Sensitivity, specificity of the single grading ophthalmologist is unknown and was not compared to other readers or a reading centre such as the Wisconsin Reading Center, or ETDRS. The grader had access to the patient images only, with no other clinical or examination data available. Patient outcome-based proxy for truth was not available, so that the single reader had access to the same information as the AI systems had, and not to OCT or widefield stereo of a larger retinal area—thus overestimating performance.
The software to be compared was chosen based on its availability to us. More automated DR diagnostic software could be sought out, for a broader comparison. In terms of the dataset used, although it was taken from a real-life screening scenario, low image quality encounters were purposely excluded, therefore not examining the software’s ability to deal with lower quality images. The effect of ungradable images was not studied, but is required for establishing diagnostic test accuracy in a real-life application.

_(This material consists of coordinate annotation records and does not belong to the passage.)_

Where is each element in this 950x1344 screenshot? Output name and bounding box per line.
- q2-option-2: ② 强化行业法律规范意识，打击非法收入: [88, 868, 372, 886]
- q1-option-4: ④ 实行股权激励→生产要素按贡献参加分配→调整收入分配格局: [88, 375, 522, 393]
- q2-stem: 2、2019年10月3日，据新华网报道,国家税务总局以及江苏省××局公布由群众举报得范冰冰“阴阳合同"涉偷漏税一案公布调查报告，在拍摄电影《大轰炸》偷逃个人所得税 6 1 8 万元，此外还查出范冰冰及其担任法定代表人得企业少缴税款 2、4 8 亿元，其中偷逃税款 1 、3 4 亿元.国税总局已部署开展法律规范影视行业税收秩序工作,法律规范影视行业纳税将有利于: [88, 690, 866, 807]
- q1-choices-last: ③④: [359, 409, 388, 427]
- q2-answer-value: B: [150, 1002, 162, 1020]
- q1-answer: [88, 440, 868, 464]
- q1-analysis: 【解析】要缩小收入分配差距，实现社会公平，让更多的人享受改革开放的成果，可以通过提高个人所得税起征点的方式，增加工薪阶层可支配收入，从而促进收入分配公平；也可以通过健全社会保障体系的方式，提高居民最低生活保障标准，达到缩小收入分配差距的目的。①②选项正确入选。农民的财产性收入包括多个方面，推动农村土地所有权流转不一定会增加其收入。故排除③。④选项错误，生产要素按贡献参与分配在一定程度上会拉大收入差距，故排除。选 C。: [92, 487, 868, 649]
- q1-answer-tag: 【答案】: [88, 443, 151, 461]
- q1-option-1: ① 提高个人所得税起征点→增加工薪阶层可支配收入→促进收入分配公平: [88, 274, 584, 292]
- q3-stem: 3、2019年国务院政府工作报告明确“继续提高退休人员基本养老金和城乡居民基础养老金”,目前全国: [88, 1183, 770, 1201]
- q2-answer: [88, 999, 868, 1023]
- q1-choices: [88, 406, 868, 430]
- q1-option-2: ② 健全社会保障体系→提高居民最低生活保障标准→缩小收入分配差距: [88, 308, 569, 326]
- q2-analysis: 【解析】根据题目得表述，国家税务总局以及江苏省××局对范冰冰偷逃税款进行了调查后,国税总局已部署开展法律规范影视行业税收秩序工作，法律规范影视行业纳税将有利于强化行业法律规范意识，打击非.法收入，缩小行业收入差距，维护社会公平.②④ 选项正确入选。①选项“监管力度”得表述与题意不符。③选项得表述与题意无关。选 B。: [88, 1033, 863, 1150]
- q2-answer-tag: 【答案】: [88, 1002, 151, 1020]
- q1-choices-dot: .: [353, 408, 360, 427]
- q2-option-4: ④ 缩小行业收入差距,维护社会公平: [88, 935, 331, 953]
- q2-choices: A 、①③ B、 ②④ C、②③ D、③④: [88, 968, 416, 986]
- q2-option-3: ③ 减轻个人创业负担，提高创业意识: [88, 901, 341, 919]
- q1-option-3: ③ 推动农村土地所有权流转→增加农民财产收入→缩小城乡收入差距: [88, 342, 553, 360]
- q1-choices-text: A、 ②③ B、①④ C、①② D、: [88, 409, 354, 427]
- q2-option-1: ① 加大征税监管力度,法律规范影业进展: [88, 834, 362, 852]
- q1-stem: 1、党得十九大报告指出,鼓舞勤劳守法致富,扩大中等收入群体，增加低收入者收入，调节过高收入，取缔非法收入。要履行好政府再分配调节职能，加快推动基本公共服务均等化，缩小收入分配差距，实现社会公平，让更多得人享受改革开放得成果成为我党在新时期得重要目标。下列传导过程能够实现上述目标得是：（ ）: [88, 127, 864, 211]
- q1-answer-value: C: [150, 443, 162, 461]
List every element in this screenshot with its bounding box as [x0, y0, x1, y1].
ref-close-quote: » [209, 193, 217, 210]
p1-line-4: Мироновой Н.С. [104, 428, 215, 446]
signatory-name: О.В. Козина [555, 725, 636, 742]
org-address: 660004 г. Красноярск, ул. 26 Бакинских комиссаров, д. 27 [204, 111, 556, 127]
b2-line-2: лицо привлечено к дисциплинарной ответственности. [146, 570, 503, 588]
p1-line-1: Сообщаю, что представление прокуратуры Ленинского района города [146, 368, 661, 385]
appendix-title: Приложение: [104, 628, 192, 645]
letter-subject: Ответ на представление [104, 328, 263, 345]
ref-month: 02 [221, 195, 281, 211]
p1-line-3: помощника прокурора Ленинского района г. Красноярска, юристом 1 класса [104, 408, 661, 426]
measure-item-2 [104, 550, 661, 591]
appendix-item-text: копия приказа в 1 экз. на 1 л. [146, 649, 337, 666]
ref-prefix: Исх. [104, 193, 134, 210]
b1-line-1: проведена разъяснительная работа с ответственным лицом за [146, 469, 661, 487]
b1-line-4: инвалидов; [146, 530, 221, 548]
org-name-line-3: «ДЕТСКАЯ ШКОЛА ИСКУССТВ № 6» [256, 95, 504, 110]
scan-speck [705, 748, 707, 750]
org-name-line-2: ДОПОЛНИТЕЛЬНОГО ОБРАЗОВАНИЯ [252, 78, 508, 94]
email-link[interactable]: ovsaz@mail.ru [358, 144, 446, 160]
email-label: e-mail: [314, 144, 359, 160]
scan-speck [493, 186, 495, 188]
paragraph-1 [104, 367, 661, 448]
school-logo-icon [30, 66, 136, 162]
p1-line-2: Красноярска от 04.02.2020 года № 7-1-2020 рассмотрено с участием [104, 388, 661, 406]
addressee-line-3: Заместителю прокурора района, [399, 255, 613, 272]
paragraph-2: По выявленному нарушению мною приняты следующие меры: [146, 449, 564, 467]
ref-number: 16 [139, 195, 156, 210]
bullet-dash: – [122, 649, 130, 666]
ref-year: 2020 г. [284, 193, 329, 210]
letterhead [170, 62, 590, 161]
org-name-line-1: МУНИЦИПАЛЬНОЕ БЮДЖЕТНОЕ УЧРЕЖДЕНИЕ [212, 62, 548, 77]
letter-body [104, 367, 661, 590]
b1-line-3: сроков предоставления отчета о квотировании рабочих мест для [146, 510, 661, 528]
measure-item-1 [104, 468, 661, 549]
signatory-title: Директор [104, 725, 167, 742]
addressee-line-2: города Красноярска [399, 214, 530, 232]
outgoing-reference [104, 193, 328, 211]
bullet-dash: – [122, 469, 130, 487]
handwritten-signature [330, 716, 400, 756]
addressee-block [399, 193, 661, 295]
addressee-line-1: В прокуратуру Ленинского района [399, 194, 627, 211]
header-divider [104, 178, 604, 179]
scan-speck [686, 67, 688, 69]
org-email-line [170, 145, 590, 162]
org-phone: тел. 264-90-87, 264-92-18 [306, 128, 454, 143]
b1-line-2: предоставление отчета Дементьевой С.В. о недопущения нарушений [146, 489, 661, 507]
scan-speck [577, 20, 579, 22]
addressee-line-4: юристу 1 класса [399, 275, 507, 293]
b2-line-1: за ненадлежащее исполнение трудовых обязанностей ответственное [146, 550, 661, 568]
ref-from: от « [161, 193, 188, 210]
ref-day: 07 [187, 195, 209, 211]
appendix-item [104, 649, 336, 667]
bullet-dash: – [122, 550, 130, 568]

Because of the relatively low rate of DR positive results in our screening programme, to achieve a meaningful diagnostic test accuracy measurement, the overall sample size would need to be much bigger. Unfortunately, due to the constraints in the number of images we could test, this could not have been done for this pilot study.
The standard to which the AI systems were held was created by a single grader. Grading of DR can be a fairly complex process, with a significant amount of intra and intergrader variability and varying grader accuracy [
17]. Employing two or three graders, in addition to an adjudication process, would strengthen the gold standard considerably but requires a significantly more resources. The current benchmark for setting up a reference standard in the field of automated retinal image analysis is multiple human graders, preferably with specialty adjudication. This is done to reduce the influence of grader bias, mistakes, and intra-grader variability on the final result.
Comparing those two AI DR systems is additionally challenging as they function and analyse the patient encounter at different levels. IDx-DR generates an overall per-patient result, while Retinalyze presents a per-image result. Comparing the two systems directly is not possible and therefore the comparison depends on making suppositions regarding their implementation into a screening setting. The screening strategy that we employed in order to compare the two systems, with the four image per patient database we had, relied on submitting all four images to both algorithms. This is the ideal use case for IDx-DR, which requires four good quality images in order to produce a result. However, Retinalyze can be used with any number of images from a given patient, with a result for each. This may be advantageous in situations where obtaining four good quality images is difficult due to media opacities or other issues. Should a different screening procedure be considered, for example using a single macula-centered image per eye, one might expect significantly different results.